A origem de um verdadeiro Pai de Santo do Candomblé acontece na sua iniciação e se segue com aprendizado e estudos diários sobre a religião. “Não é qualquer pessoa que dentro da religião tem direito de abrir uma casa, ele precisa ser apontado pelos Orixás como um Sacerdote e passa por ritos específicos e aprendizado constante para ser um Pai de Santo. Um conselho e sugestão para quem procura se cuidar dentro da espiritualidade do Candomblé e da Umbanda é que se conheça onde você está entrando para uma consulta espiritual, saber se ali realmente é um Templo de Respeito, quem é o Dirigente ou Pai de Santo, se ele tem legitimidade e procedência dentro da religião, se o Templo ou Casa é sério e se é legalizado junto ao Governo”, aconselha.

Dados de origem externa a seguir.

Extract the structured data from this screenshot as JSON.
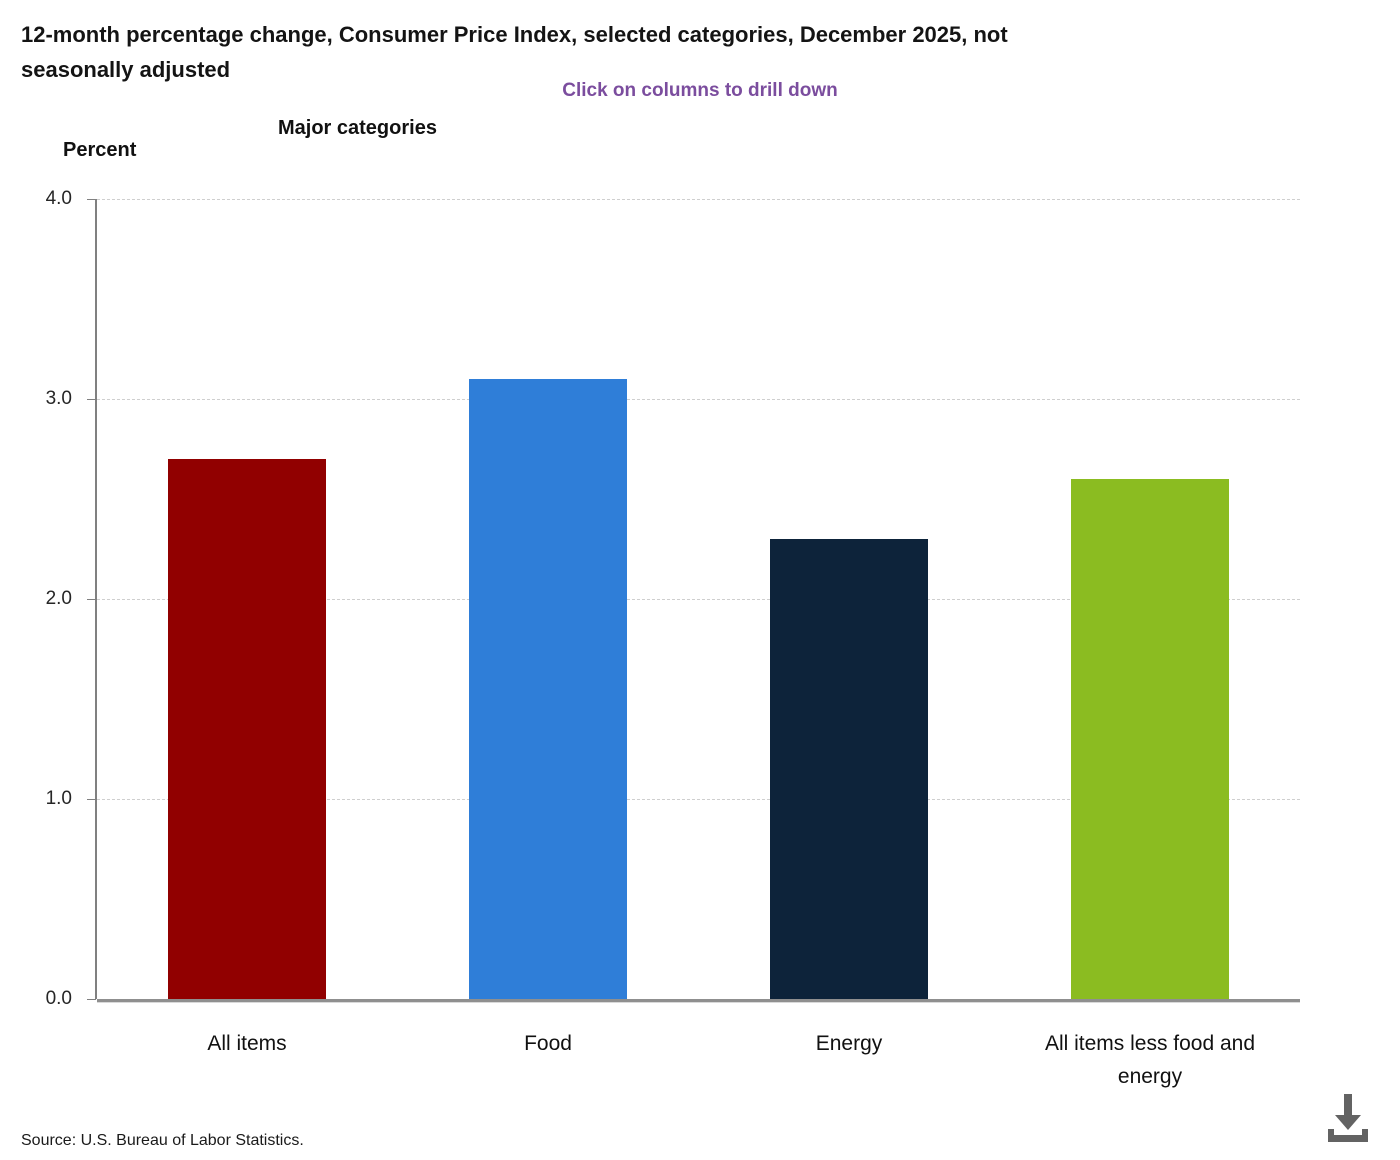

Em Limeira, Pai Zezinho destaca que existem Templos e Terreiros sérios, tanto do Candomblé como da Umbanda. “Existem Sacerdotes e Sacerdotizas sérios, conscientes da sua missão de praticar o bem e levar seus seguidores e viverem dentro do que manda uma religião séria espiritualista, mas infelizmente vejo que existem muitos outros que não são capazes, não são legalizados e não tem sabedoria nem conhecimento necessário a qualquer Sacerdote de qualquer religião”, afirma.